Friday 15 March 2013

Can we fit into our current world?



Look at our diagnosis, and look at the hyper-social world we live in today, even when we have skills and professional accreditation etc, we just cannot fit in. 

Could it be that the few of us who are diagnosed with some form of autism cannot cope with the present social needs of the world? Well just look, as per an article I quote from CBC News, Paul Shattuck of the Waisman Center at the University of Wisconsin at Madison said "many of the children now being counted in the autism category would probably have been counted in the mental retardation or learning disabilities categories if they were being labelled 10 years ago instead of today." Despite so, the rate of autism still climbed from 9 (2006) to 11, or more, children per 1000 people. 

I feel that the era of 'mental retardation', which I, an individual with High Functioning Autism (that is, I have higher-than-normal IQ but I also had significant speech delays), was initially diagnosed with in the past, is long over. Now, I believe, increasingly, the new diagnoses could be people with the old 'Asperger's Syndrome' in DSM-IV. This may still be present in DSM-V, but the new psychiatry standards would be that more likely, people with Asperger's may be grouped together with those with High Functioning Autism.

That's why, these days, the very few INTJs we know are diagnosed as having Asperger's Syndrome, or, in the future, autism.

I am not sure about those with Asperger's Syndrome. However, I can be very certain that smartness comes in multiple forms, and definitely for people with High Functioning Autism, we may not have the ability to communicate early, as indicated in our significant speech delay. This does not stop us from being really able to change the world - Prof. Albert Einstein, a fellow High Functioning Autism-er, invented the atomic bomb that ended World War Two. However, it is true that we are really disadvantaged to have the social smarts to navigate around a social world, and an increasingly social one that connect everyone, but us (those with autism).

In addition, in my case, I can't do engineering due to my motor skills (indeed, my mother is much more frustrated than I do, in terms of motor clumsiness), and I am really uncertain of what I can do for a living - because I have no idea what I can do next. 

Also, from what I know in my studies currently, we are all going through globalization. We seek one best way for the world to improve. So instead of filling workers in one country to replace the retiring baby boomers, we hire more people from developing countries, while having spare workers to put some baby boomers on early retirement; and then for many countries, it is cheaper to put some people on welfare than on competitive employment. This is a way I see to explain why we have an economic depression: we have a slight bulge in population due to the echo boom from the late 1970's to early 1990's, the off-springs of baby boomers.

The odds are stacked against me and my times. I see little hope. I do not know where I can go next. Now, even my country has so many accountants, I do not know whether I can bag a job after I graduate.

If I do not know my future, where do I know I can go? How can I plan for the future?

This is why, from my personal experience, it is so much better emotionally to live at the moment, than to live for the future. I admit, I have no long-term goals. If I had any, I'd say 'my life experiences robbed them'. 

Have you gone through what I went through in life? I wanted to be a firefighter when I was a child, but I can't fight the depression within me. I wanted to be a doctor like my elder sister, but I cannot overcome my autism in getting through the tough interviews. I wanted to be a civil servant (teacher, administrator, government-based urban planner etc.) but look, I was exempted from conscription because I 'don't want to do National Service/conscription'. Thing is, my father claimed, 'the Ministry of Defense doesn't want you either'. I really don't know whom to believe.

This is why it had been a pain when people say they want to even guide other fellow people on the Spectrum 'back to normal'. What is normal? Normal is everything but me.

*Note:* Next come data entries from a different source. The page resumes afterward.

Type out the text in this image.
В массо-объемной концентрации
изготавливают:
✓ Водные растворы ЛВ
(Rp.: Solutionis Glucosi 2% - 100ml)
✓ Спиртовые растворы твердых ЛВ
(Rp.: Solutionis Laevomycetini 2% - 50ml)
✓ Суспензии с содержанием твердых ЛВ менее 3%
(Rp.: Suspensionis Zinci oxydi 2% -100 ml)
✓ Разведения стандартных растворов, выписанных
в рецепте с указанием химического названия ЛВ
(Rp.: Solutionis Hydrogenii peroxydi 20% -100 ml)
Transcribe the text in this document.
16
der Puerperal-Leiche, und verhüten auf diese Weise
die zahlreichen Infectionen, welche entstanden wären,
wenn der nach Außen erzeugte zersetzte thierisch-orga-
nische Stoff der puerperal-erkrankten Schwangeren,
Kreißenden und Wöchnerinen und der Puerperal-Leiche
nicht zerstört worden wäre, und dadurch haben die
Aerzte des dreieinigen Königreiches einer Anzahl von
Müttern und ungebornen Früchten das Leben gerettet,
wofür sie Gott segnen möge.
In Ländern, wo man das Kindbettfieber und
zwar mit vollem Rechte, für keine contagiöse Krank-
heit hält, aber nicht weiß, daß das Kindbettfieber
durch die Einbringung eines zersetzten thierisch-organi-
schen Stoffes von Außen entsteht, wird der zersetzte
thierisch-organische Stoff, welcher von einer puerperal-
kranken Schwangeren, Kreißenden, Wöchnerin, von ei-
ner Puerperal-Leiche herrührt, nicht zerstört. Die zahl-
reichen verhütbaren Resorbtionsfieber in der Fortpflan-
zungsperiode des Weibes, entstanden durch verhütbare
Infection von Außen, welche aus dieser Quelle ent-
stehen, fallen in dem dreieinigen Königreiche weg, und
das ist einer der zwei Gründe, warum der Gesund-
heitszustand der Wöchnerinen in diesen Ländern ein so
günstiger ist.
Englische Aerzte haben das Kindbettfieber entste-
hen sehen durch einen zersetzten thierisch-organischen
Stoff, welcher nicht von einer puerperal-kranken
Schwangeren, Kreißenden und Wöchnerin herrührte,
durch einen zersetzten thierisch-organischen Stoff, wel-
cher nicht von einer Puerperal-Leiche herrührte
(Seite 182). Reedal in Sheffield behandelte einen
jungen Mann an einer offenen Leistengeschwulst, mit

We often have interests that cost money. Yeah. She's right. It's my belief, and others' too, that the only way to stop our pain is buying our sorrows away. She's so right, I totally and completely agree with her point.

For those of you who are lucky to find a way you feel comfortable in, and that you can reasonably contribute to society, good for you. 

But from my experiences, you have to be careful. I know friends who did electrical engineering and still are jobless, after a few years of graduation from University. So much for professional jobs. Every job in Singapore, a much more collectivist society (but the most dynamic in Asia and hence, the world) than many Western societies, requires some form of conformity. Some can conform. I can, but my records don't, and this worries me.

And saving is not enough - I know a friend who scrimps by having only malted drinks and biscuits to survive on, but he still has no job, due to his skin conditions and some nasty things that happened to him.

Such tunnel vision is expected if we see no hope in ideas that give us hope in real life.